I’m not a tree hugger by any stretch of the imagination, but I do my bit for the environment, which is why the drip from the broken tap in my bathroom nearly drove me insane.
In spite of myself I had left it longer than I wanted to, wasting an untold amount of water, one drop at a time. Actually, in my defense, I thought a small spanner could fix the annoying dripping tap, so I bought a toy-sized monkey wrench not long after it started. It was however, would I later discover, not a loose bolt that was causing the drip.
Last Friday, on a whim, I stopped at the local Giant superstore and purchased a new tap. Easy task, I thought, remembering how easy it was to replace the tap which was leaking when I moved into the house. A simple twist of the tap, some water gushing out of the pipe, and a quick swap with the new tap. 2 minute job, if that.
Little did I know
So I got home with the shiny new plastic tap, got undressed (nothing like playing Mr. Fix It in the the nude, besides, water gushing, don’t want my clothes getting wet) and stepped into the shower, ready for the swap.
My plans literally crumbled when I slowly turned the leaking tap, only to have the handle break off in my hand. A small fountain instantly sprouted and it rained trouble. I quickly twisted back in the opposite direction, and what was left of the handle managed to stop the fountain. All was not lost yet.

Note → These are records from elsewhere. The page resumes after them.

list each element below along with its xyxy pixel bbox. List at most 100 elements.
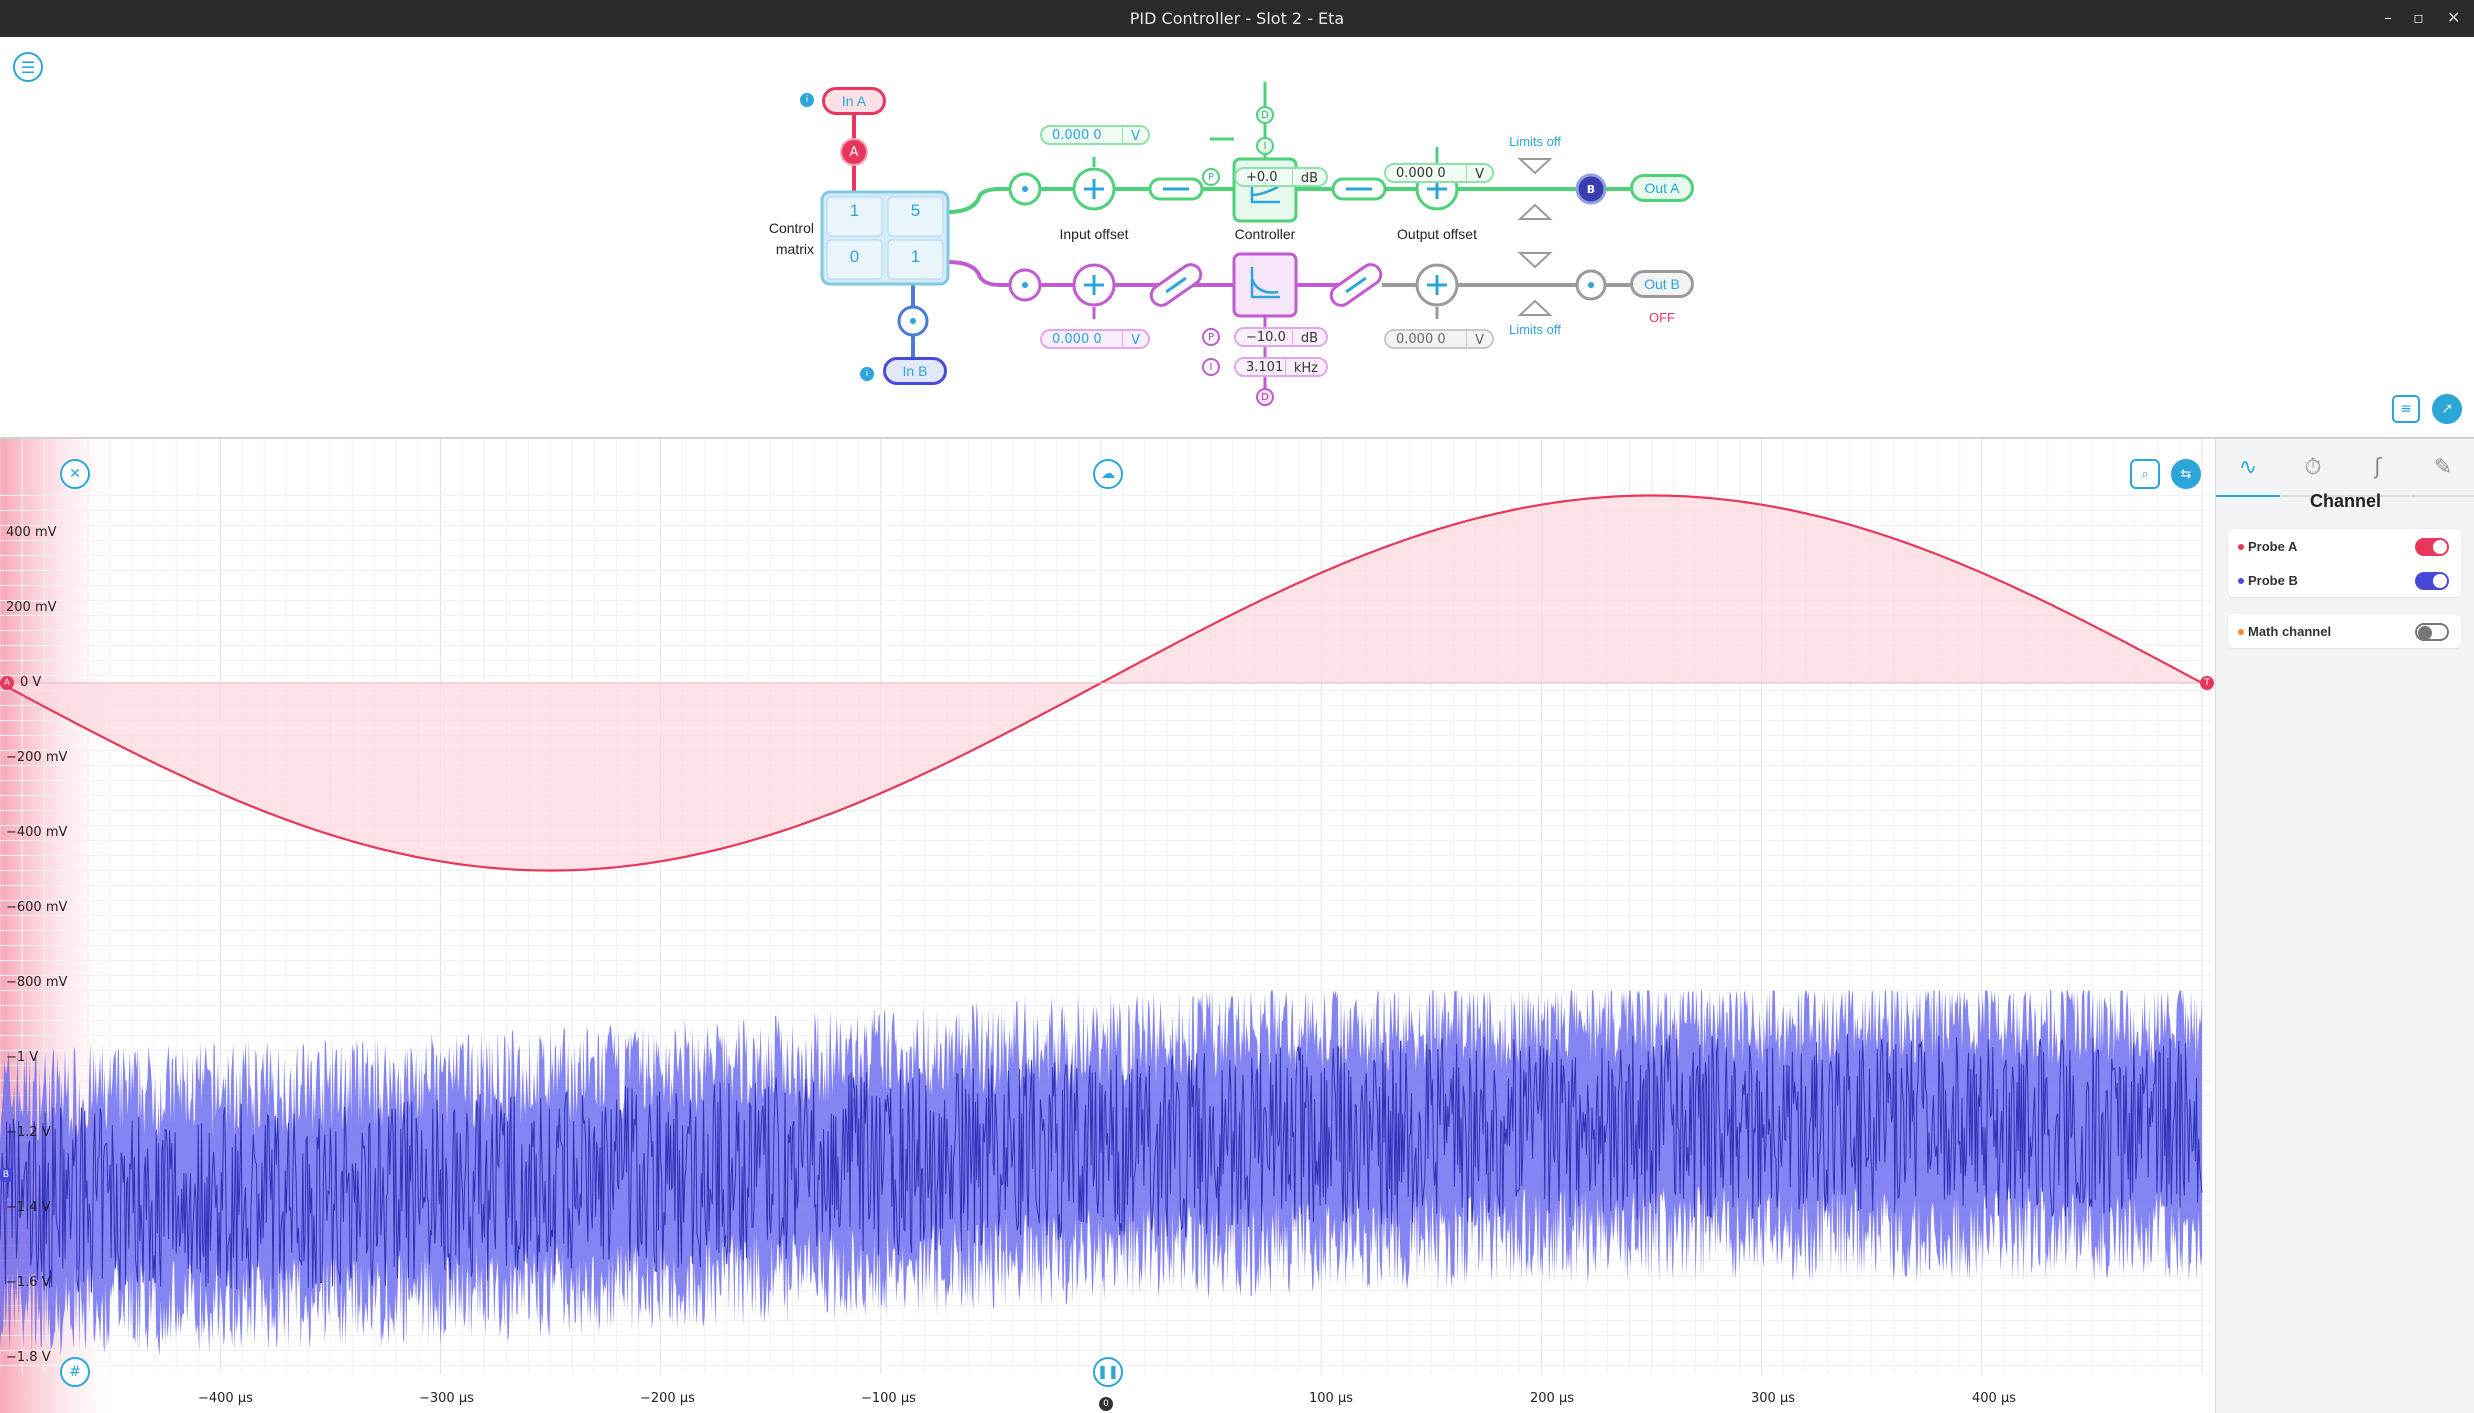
- output-b-port[interactable]: Out B: [1630, 270, 1694, 298]
- cursors-tab-icon[interactable]: ✎: [2411, 439, 2474, 497]
- port-a-badge: A: [840, 138, 868, 166]
- menu-icon[interactable]: ☰: [13, 52, 43, 82]
- ch1-output-offset-field[interactable]: 0.000 0 V: [1384, 163, 1494, 183]
- ch2-p-gain-field[interactable]: −10.0 dB: [1234, 327, 1328, 347]
- ch2-input-offset-field[interactable]: 0.000 0 V: [1040, 329, 1150, 349]
- ch2-input-offset-unit: V: [1122, 331, 1148, 349]
- ch1-input-offset-unit: V: [1122, 127, 1148, 145]
- probe-a-toggle[interactable]: [2415, 538, 2449, 556]
- ch2-i-freq-unit: kHz: [1284, 359, 1326, 377]
- output-b-state: OFF: [1649, 310, 1675, 325]
- ch2-limits-label[interactable]: Limits off: [1509, 322, 1561, 337]
- y-tick: 400 mV: [6, 525, 57, 540]
- input-b-port[interactable]: In B: [883, 357, 947, 385]
- channel-name: Probe B: [2248, 572, 2298, 588]
- y-tick: −1.4 V: [6, 1200, 51, 1215]
- info-icon[interactable]: i: [800, 93, 814, 107]
- math-color-dot: [2238, 629, 2244, 635]
- input-offset-label: Input offset: [1059, 226, 1129, 242]
- pause-icon[interactable]: ❚❚: [1093, 1357, 1123, 1387]
- control-matrix-label: Control matrix: [768, 220, 814, 257]
- channel-row-probe-b[interactable]: Probe B: [2228, 563, 2461, 597]
- plot-canvas: [0, 439, 2212, 1413]
- zoom-icon[interactable]: ⌕: [2130, 459, 2160, 489]
- waveform-tab-icon[interactable]: ∿: [2216, 439, 2280, 497]
- title-bar: PID Controller - Slot 2 - Eta – ▫ ✕: [0, 0, 2474, 37]
- maximize-button[interactable]: ▫: [2413, 8, 2424, 27]
- panel-divider[interactable]: [0, 437, 2474, 439]
- ch2-output-offset-unit: V: [1466, 331, 1492, 349]
- y-tick: 200 mV: [6, 600, 57, 615]
- x-tick: −300 µs: [419, 1391, 474, 1406]
- y-tick: −1.8 V: [6, 1350, 51, 1365]
- ch2-i-freq-field[interactable]: 3.101 kHz: [1234, 357, 1328, 377]
- channel-row-math[interactable]: Math channel: [2228, 614, 2461, 648]
- math-channel-name: Math channel: [2248, 623, 2332, 639]
- ch1-limits-label[interactable]: Limits off: [1509, 134, 1561, 149]
- ch2-p-gain-value: −10.0: [1246, 329, 1286, 345]
- minimize-button[interactable]: –: [2384, 8, 2392, 27]
- oscilloscope-plot[interactable]: 400 mV 200 mV 0 V −200 mV −400 mV −600 m…: [0, 439, 2214, 1413]
- x-tick: −100 µs: [861, 1391, 916, 1406]
- ch2-i-toggle[interactable]: I: [1202, 358, 1220, 376]
- window-title: PID Controller - Slot 2 - Eta: [1129, 9, 1345, 28]
- cloud-upload-icon[interactable]: ☁: [1093, 459, 1123, 489]
- y-tick: −1.2 V: [6, 1125, 51, 1140]
- ch1-output-offset-value: 0.000 0: [1396, 165, 1446, 181]
- x-tick: 100 µs: [1309, 1391, 1353, 1406]
- math-toggle[interactable]: [2415, 623, 2449, 641]
- ch1-p-gain-value: +0.0: [1246, 169, 1278, 185]
- input-a-port[interactable]: In A: [822, 87, 886, 115]
- grid-icon[interactable]: #: [60, 1357, 90, 1387]
- matrix-cell[interactable]: 1: [849, 201, 860, 220]
- settings-sliders-icon[interactable]: ⇆: [2171, 459, 2201, 489]
- probe-a-offset-marker[interactable]: A: [0, 676, 14, 690]
- ch1-p-gain-unit: dB: [1291, 169, 1326, 187]
- ch1-i-toggle[interactable]: I: [1256, 137, 1274, 155]
- close-icon[interactable]: ✕: [60, 459, 90, 489]
- probe-b-offset-marker[interactable]: B: [0, 1168, 12, 1182]
- trigger-tab-icon[interactable]: ʃ: [2346, 439, 2410, 497]
- matrix-cell[interactable]: 5: [910, 201, 921, 220]
- ch1-p-gain-field[interactable]: +0.0 dB: [1234, 167, 1328, 187]
- ch1-output-offset-unit: V: [1466, 165, 1492, 183]
- ch2-output-offset-field[interactable]: 0.000 0 V: [1384, 329, 1494, 349]
- x-tick: 200 µs: [1530, 1391, 1574, 1406]
- matrix-cell[interactable]: 0: [849, 247, 860, 266]
- math-card: Math channel: [2228, 614, 2461, 648]
- output-a-port[interactable]: Out A: [1630, 174, 1694, 202]
- timebase-tab-icon[interactable]: ⏱: [2281, 439, 2345, 497]
- ch2-p-toggle[interactable]: P: [1202, 328, 1220, 346]
- y-tick: −400 mV: [6, 825, 68, 840]
- x-tick: 300 µs: [1751, 1391, 1795, 1406]
- block-diagram-area: ☰: [0, 37, 2474, 437]
- matrix-cell[interactable]: 1: [910, 247, 921, 266]
- ch2-i-freq-value: 3.101: [1246, 359, 1284, 375]
- ch1-d-toggle[interactable]: D: [1256, 106, 1274, 124]
- info-icon[interactable]: i: [860, 367, 874, 381]
- channel-card: Probe A Probe B: [2228, 529, 2461, 597]
- notes-icon[interactable]: ≡: [2392, 395, 2420, 423]
- ch2-input-offset-value: 0.000 0: [1052, 331, 1102, 347]
- trigger-level-marker[interactable]: T: [2200, 676, 2214, 690]
- probe-b-color-dot: [2238, 578, 2244, 584]
- ch2-p-gain-unit: dB: [1291, 329, 1326, 347]
- ch1-p-toggle[interactable]: P: [1202, 168, 1220, 186]
- ch1-input-offset-field[interactable]: 0.000 0 V: [1040, 125, 1150, 145]
- y-tick: −800 mV: [6, 975, 68, 990]
- ch2-d-toggle[interactable]: D: [1256, 388, 1274, 406]
- probe-b-envelope: [0, 990, 2202, 1358]
- y-tick: −1 V: [6, 1050, 39, 1065]
- probe-b-trace: [0, 1034, 2203, 1293]
- y-tick: −600 mV: [6, 900, 68, 915]
- trigger-time-marker[interactable]: 0: [1099, 1397, 1113, 1411]
- close-window-button[interactable]: ✕: [2447, 8, 2461, 27]
- ch1-input-offset-value: 0.000 0: [1052, 127, 1102, 143]
- oscilloscope-icon[interactable]: ↗: [2432, 394, 2462, 424]
- x-tick: −400 µs: [198, 1391, 253, 1406]
- controller-label: Controller: [1234, 226, 1296, 242]
- probe-b-toggle[interactable]: [2415, 572, 2449, 590]
- channel-name: Probe A: [2248, 538, 2298, 554]
- channel-row-probe-a[interactable]: Probe A: [2228, 529, 2461, 563]
- panel-title: Channel: [2309, 491, 2381, 511]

With the entire tap in my hand, what was left of it minus the handle, I gave a firm twist, supposedly to dislodge the tap from the pipe. The tap had other plans, and part of it crumbled in my hand, split in two and fell off the fitting, leaving the bolt with a short length of pipe attached – water spurting. Like the little boy who saved Holland when he stuck his finger in the crack when the dike sprung a leak,I stuck my finger in the pipe to stave the flow of water. This gave me a little time to think.
I had no tools for the job in my modest tool box, and I had nothing with which I could improvise a device for dislodging the bolt, which was clearly jammed. I thought the pipe was big enough for me to screw a water bottle over, so I let go of the pipe, dashed for one of the empty ones that were lying around and dashed back. The bottle’s opening wasn’t big enough.


Made it worse
To make a long story short, I managed to tie the bottle cap over the pipe’s opening with a piece of string. First, I went back to the Giant to find a spanner, but they didn’t have one big enough for the job. I returned, thinking that the tools in the emergency kit in the car would be able to help, so I untied the bottle cap only to discover that the wider opening of the pipe prevented the car’s tools from being useful. So there I stood, finger in the pipe, unable to retie the bottle cap and tiring quickly.
In a tired moment of clarity, I let the water waste away for a few seconds while I ran for an empty wine bottle’s cork, carved it to fit and jammed it in the pipe. After that I went to a proper store, got myself a proper wrench, worked it on the pipe and swapped it out for the new tap.
The adventure was very tiring, but at least I managed to replace the tap. And it’s not dripping and wasting water anymore. Of course, it will take a few day’s of not dripping to pay for the water I wasted while I was running around trying to find a plug.
But in the end, the earth will have won.